Le fer est-il indispensable au cheval ?
Confort ou contrainte…
Décider de ferrer ou non un cheval requiert une réflexion globale, s’appuyant sur la biomécanique, la maréchalerie et l’éthologie. Cette décision ne peut se limiter à une préférence ou à une habitude : elle suppose de comprendre comment la présence ou l’absence de fer influence la locomotion, l’équilibre, la santé du pied et, plus largement, le bien-être du cheval.
Le pied nu constitue un organe sensoriel et amortisseur. À chaque foulée, il se déforme légèrement, favorisant le retour veineux et la proprioception.
Le fer, en revanche, rigidifie la paroi et limite cette déformation. Il assure une meilleure protection mécanique, notamment sur certains types de terrains, mais réduit les capacités naturelles d’amortissement et la sensibilité proprioceptive.

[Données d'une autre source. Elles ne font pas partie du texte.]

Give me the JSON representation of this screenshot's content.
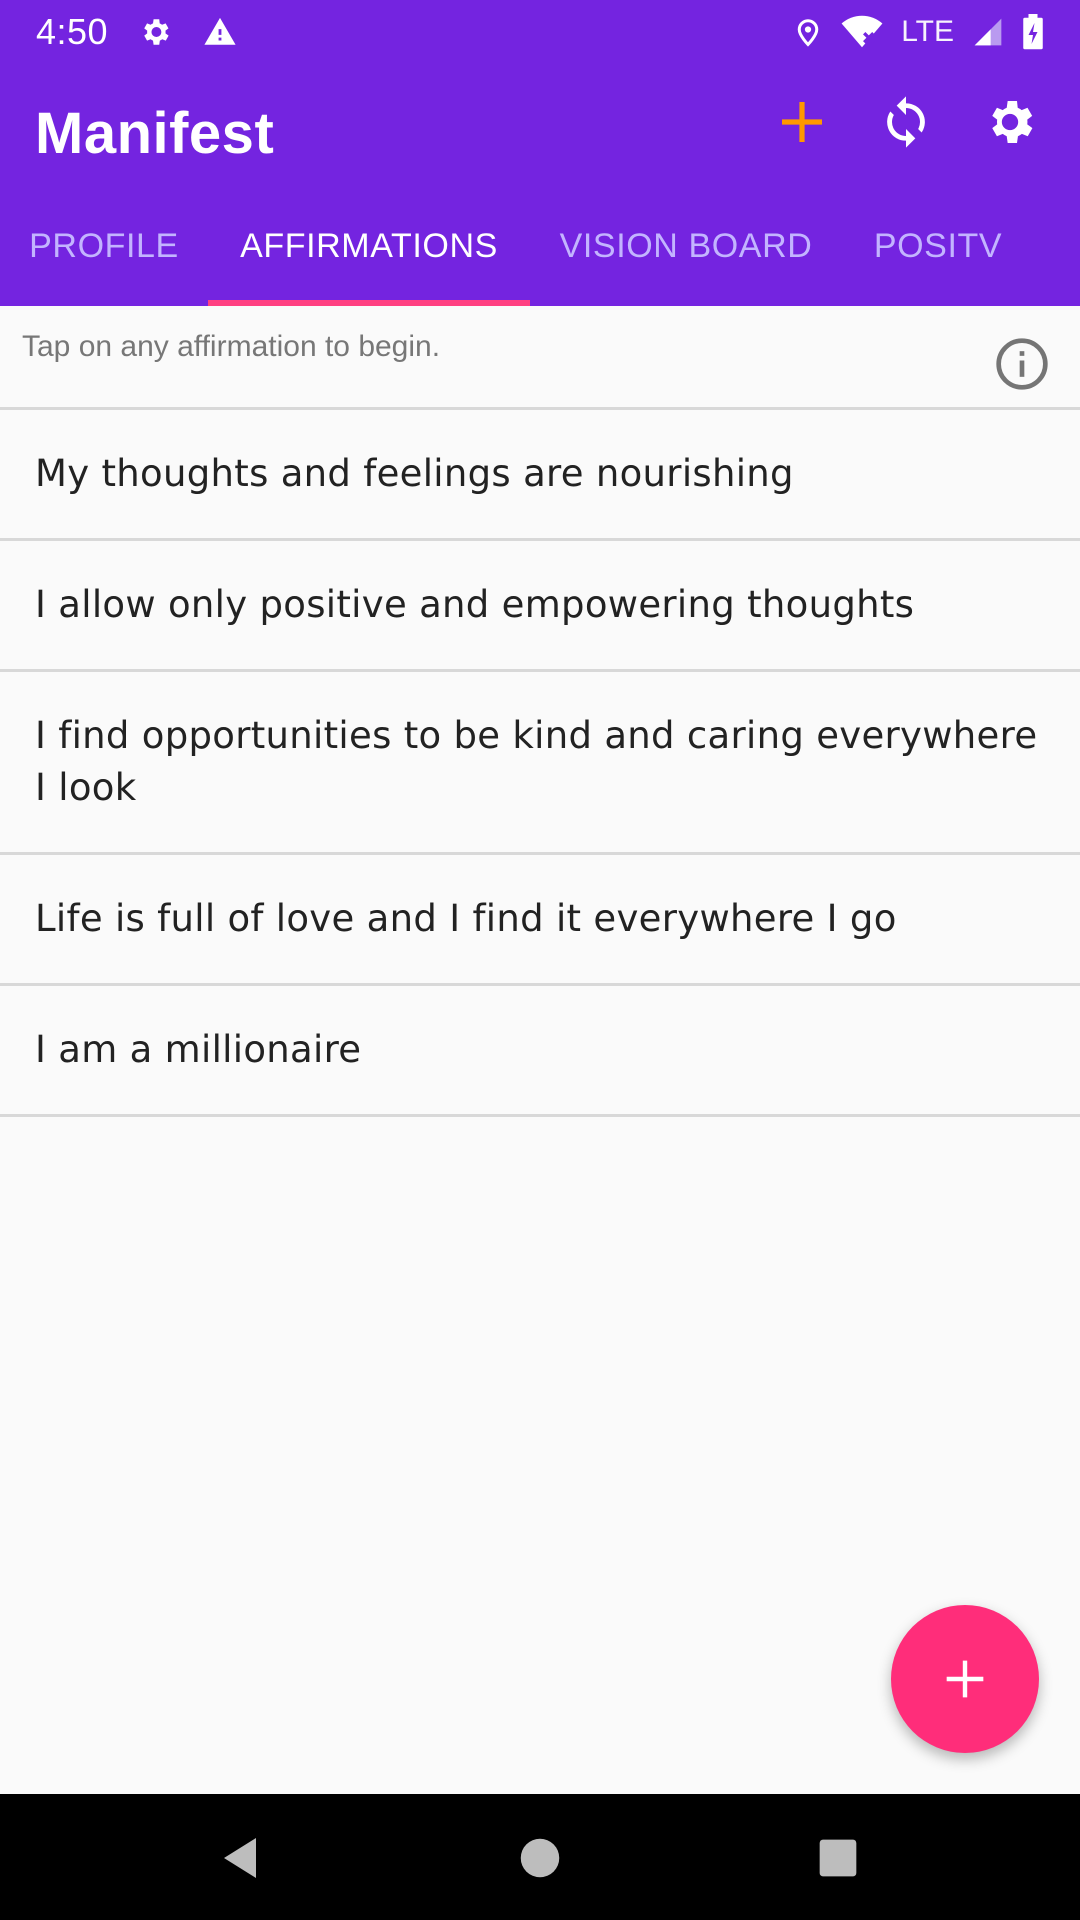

Le choix entre pied nu et ferrure dépend aussi de la conformation du cheval et d’éventuelles pathologies. Un pied fragile, une sole fine ou des atteintes naviculaires peuvent être soulagés par une ferrure corrective adaptée.
À l’inverse, un pied solide, doté d’une sole épaisse et d’un bon roll naturel, fonctionnera souvent efficacement sans fer, surtout si l’environnement est favorable.
Les comportements du cheval constituent de précieux indicateurs. La liberté et la régularité du mouvement traduisent son confort locomoteur. Un cheval ferré se déplaçant avec aisance tire vraisemblablement bénéfice de sa ferrure.
En revanche, une raideur, un raccourcissement des allures ou une réticence au mouvement peuvent signaler une ferrure inadaptée.
L’attitude du cheval lors du parage ou du ferrage est également significative. Une résistance ou des signes de stress peuvent révéler une douleur ou une expérience antérieure négative.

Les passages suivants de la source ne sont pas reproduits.